Au détour d’un chemin, je fis une découverte qui aurait du m’inquiéter si j’étais mieux renseigné et plus prudent, mais à ce moment là, je me réjouissait surtout de découvrir de la neige en bordure de chemin. Je me précipitais alors pour essayer de faire une boule, constatant rapidement que c’était plus de la glace, impossible à détacher.
Au bout d’un moment, j’arrivais au barrage du lac d’Oô découvrant un spectacle saisissant : retenue par les glaces de l’hiver, l’eau n’alimentait pas encore complètement le lac et celui-ci se retirait bien au delà de la base du barrage, révélant un paysage chaotique et lunaire.
Le soleil m’avait rattrapé et j’évoluais maintenant sous la chaleur. J’en profitais pour boire. J’allais attaquer la partie plus difficile, mais je savais que l’effort en valait la peine.
Grâce à un chemin plus raide et escarpé, je montais rapidement jusqu’à dominer le lac d’où je venais, franchissant cascades et sentiers déchirés. Je croisais alors un couple de randonneurs ayant rebroussé chemin à cause d’une coulée de neige. Après avoir un peu discuté de nos voyages respectifs, nous nous séparions. J’étais curieux de voir quel était cet obstacle.
Le chemin était coupé net par un névé, une coulée de glace qui disparaîtrait dès l’été. Celui-ci surplombait une cascade et je pouvais apercevoir les nombreuses traces de pas de personnes l’ayant franchi avant moi. Il y avait un trou d’une cinquantaine de centimètres au milieu, révélant l’écoulement violent de la cascade et je l’enjambais sans difficultés après quelques mètres sur la glace. J’étais complètement inconscient et n’avait à cet instant pour moi que le courage apporté par l’ignorance.

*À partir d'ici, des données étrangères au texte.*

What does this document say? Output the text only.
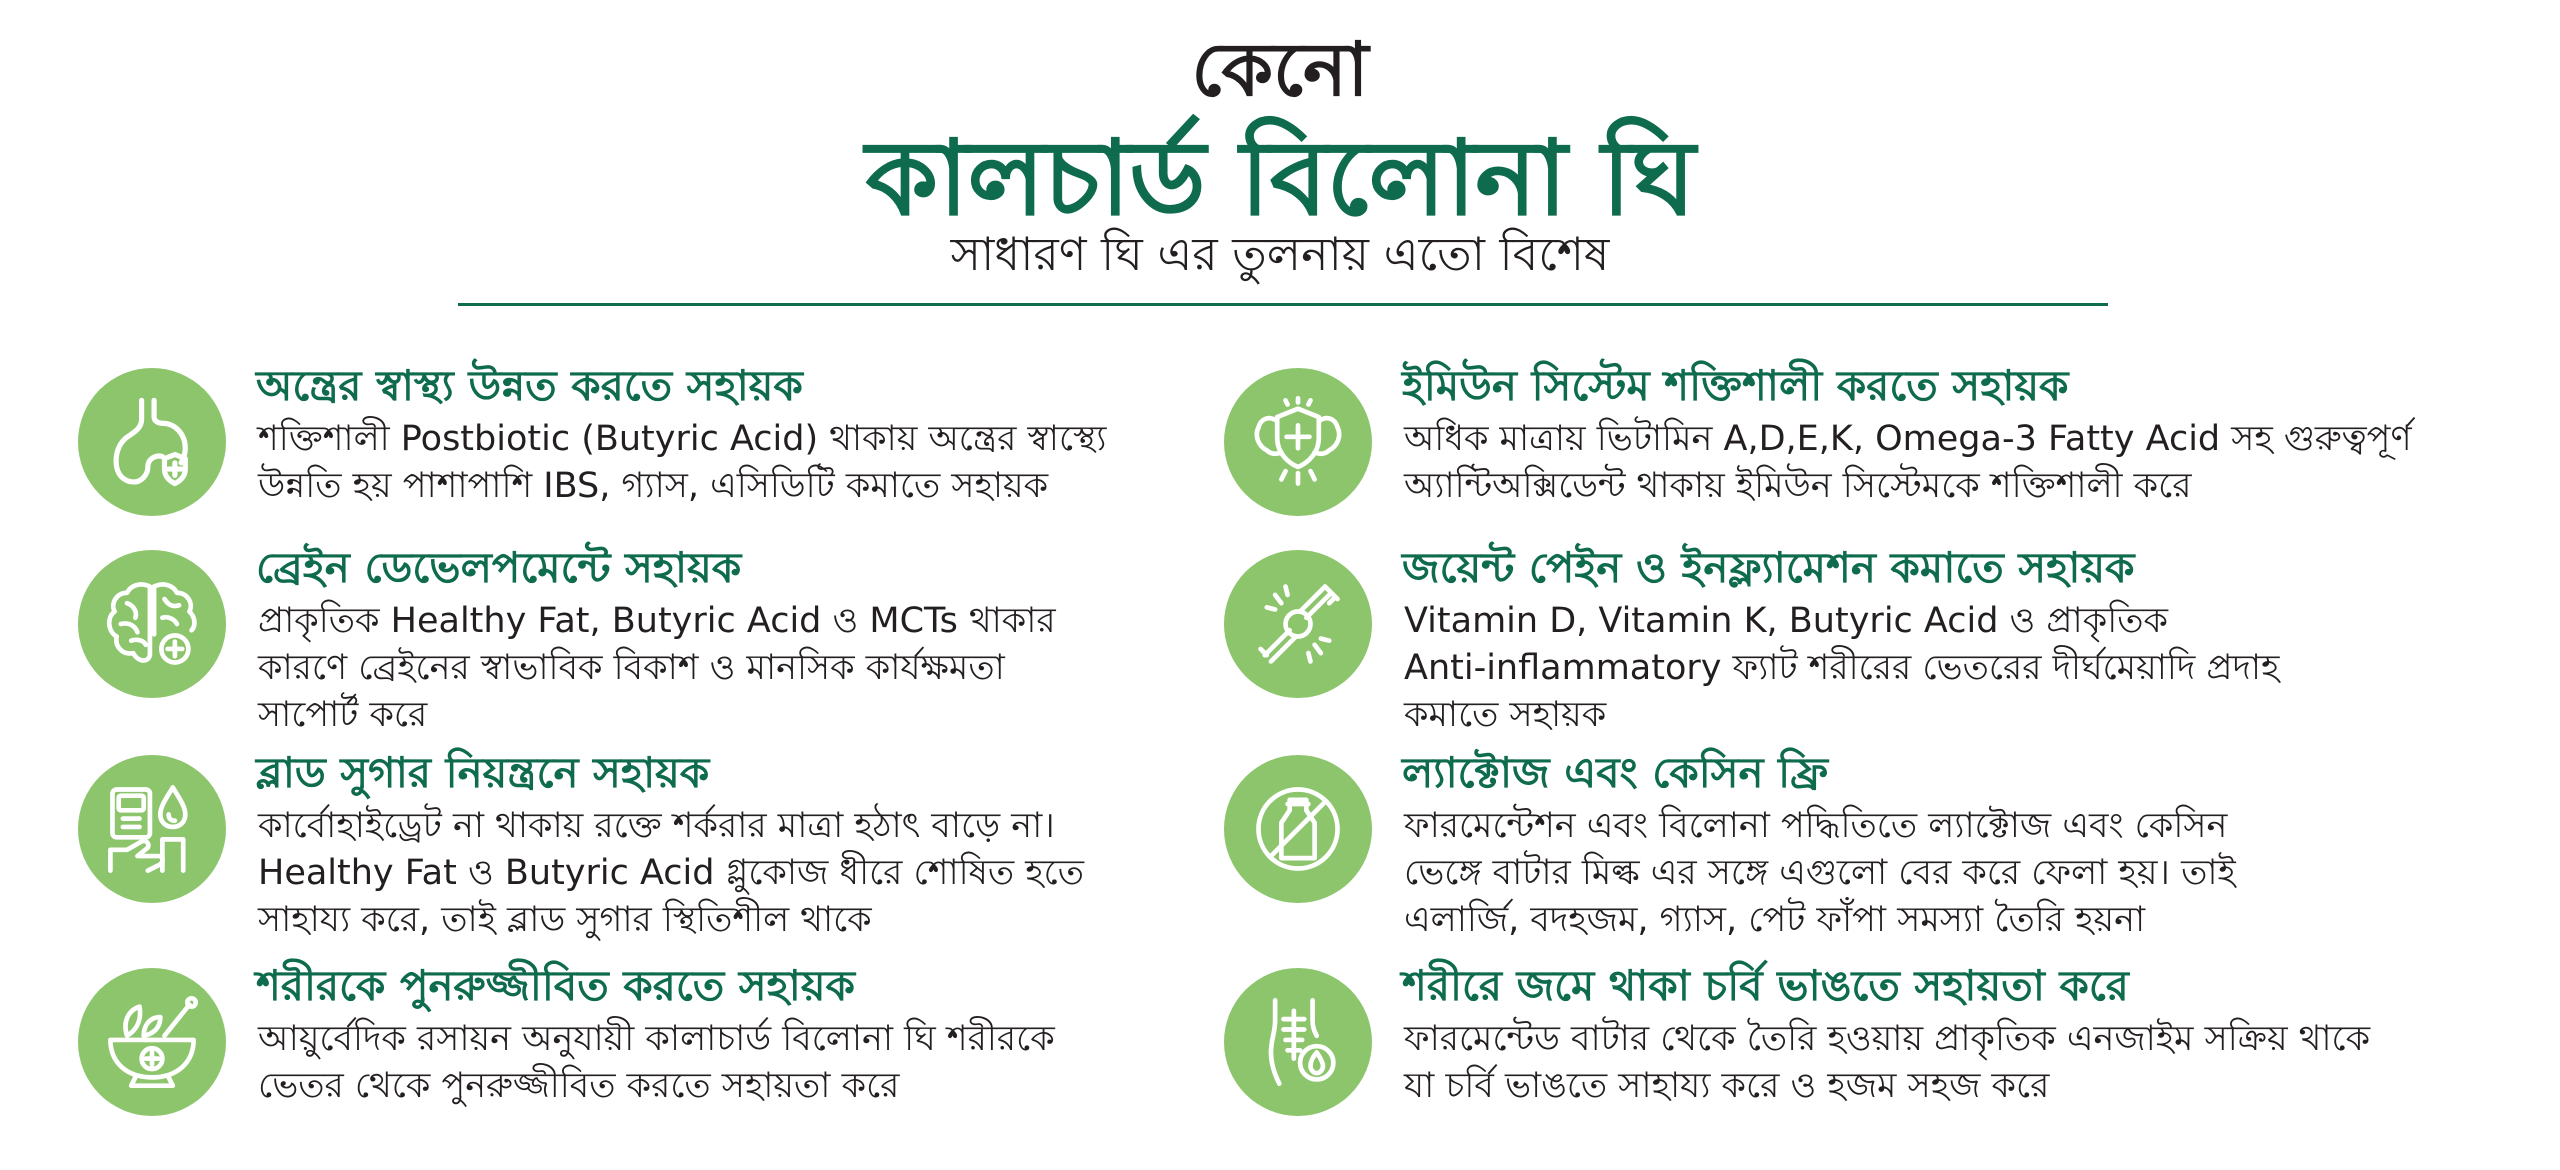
কেনো
কালচার্ড বিলোনা ঘি
সাধারণ ঘি এর তুলনায় এতো বিশেষ
অন্ত্রের স্বাস্থ্য উন্নত করতে সহায়ক
শক্তিশালী Postbiotic (Butyric Acid) থাকায় অন্ত্রের স্বাস্থ্যে
উন্নতি হয় পাশাপাশি IBS, গ্যাস, এসিডিটি কমাতে সহায়ক
ব্রেইন ডেভেলপমেন্টে সহায়ক
প্রাকৃতিক Healthy Fat, Butyric Acid ও MCTs থাকার
কারণে ব্রেইনের স্বাভাবিক বিকাশ ও মানসিক কার্যক্ষমতা
সাপোর্ট করে
ব্লাড সুগার নিয়ন্ত্রনে সহায়ক
কার্বোহাইড্রেট না থাকায় রক্তে শর্করার মাত্রা হঠাৎ বাড়ে না।
Healthy Fat ও Butyric Acid গ্লুকোজ ধীরে শোষিত হতে
সাহায্য করে, তাই ব্লাড সুগার স্থিতিশীল থাকে
শরীরকে পুনরুজ্জীবিত করতে সহায়ক
আয়ুর্বেদিক রসায়ন অনুযায়ী কালাচার্ড বিলোনা ঘি শরীরকে
ভেতর থেকে পুনরুজ্জীবিত করতে সহায়তা করে
ইমিউন সিস্টেম শক্তিশালী করতে সহায়ক
অধিক মাত্রায় ভিটামিন A,D,E,K, Omega-3 Fatty Acid সহ গুরুত্বপূর্ণ
অ্যান্টিঅক্সিডেন্ট থাকায় ইমিউন সিস্টেমকে শক্তিশালী করে
জয়েন্ট পেইন ও ইনফ্ল্যামেশন কমাতে সহায়ক
Vitamin D, Vitamin K, Butyric Acid ও প্রাকৃতিক
Anti-inflammatory ফ্যাট শরীরের ভেতরের দীর্ঘমেয়াদি প্রদাহ
কমাতে সহায়ক
ল্যাক্টোজ এবং কেসিন ফ্রি
ফারমেন্টেশন এবং বিলোনা পদ্ধিতিতে ল্যাক্টোজ এবং কেসিন
ভেঙ্গে বাটার মিল্ক এর সঙ্গে এগুলো বের করে ফেলা হয়। তাই
এলার্জি, বদহজম, গ্যাস, পেট ফাঁপা সমস্যা তৈরি হয়না
শরীরে জমে থাকা চর্বি ভাঙতে সহায়তা করে
ফারমেন্টেড বাটার থেকে তৈরি হওয়ায় প্রাকৃতিক এনজাইম সক্রিয় থাকে
যা চর্বি ভাঙতে সাহায্য করে ও হজম সহজ করে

Je poursuivais le chemin pour découvrir que le reste du chemin menant au col était complètement enseveli sous la glace. Il restait quelques centaines de mètres et je ne voulais pas rebrousser chemin d’autant que la glace semblait solide.
Le cirque était recouvert de neige. Les lacs étaient pris dans la glace. Et cette immensité ! J’étais épuisé mais euphorique en découvrant cet endroit. Je venais de me retrouver projeté dans un paysage digne de Skyrim, mais infiniment plus beau !
Après une sieste en plein soleil, je décidais de redescendre, ne voulant pas prendre le risque de m’aventurer dans des terres gelées et sans savoir si des avalanches étaient possibles.
Si pendant un instant j’ai soupçonné les fameux orages secs, j’ai rapidement compris ce qui se passait en voyant un énorme morceau de rocher rouler le long de la montagne quelques dizaines de mètres plus bas, sur le chemin. Je commençais à me sentir un peu imprudent.
En restant vigilant, je continuais ma descente en veillant à assurer mes appuis, certaines pierres du chemin étant séparées de plusieurs dizaines de centimètres et j’arrivais en face du névé.
Enfin, ce qui en restait. En effet, le trou était devenu béant et faisait maintenant dans les deux mètres de largeur, révélant non seulement encore plus la cascade, mais aussi le vide, de plusieurs dizaines de mètre là où celle-ci se jetait. Je me résignais à passer au dessus du trou, hors du chemin, je ne voyais pas comment faire autrement. Je m’engageais alors prudemment sur la glace, espérant ne pas glisser, une chute signifiant presqu’à coup sûr une chute dans la cascade et le vide.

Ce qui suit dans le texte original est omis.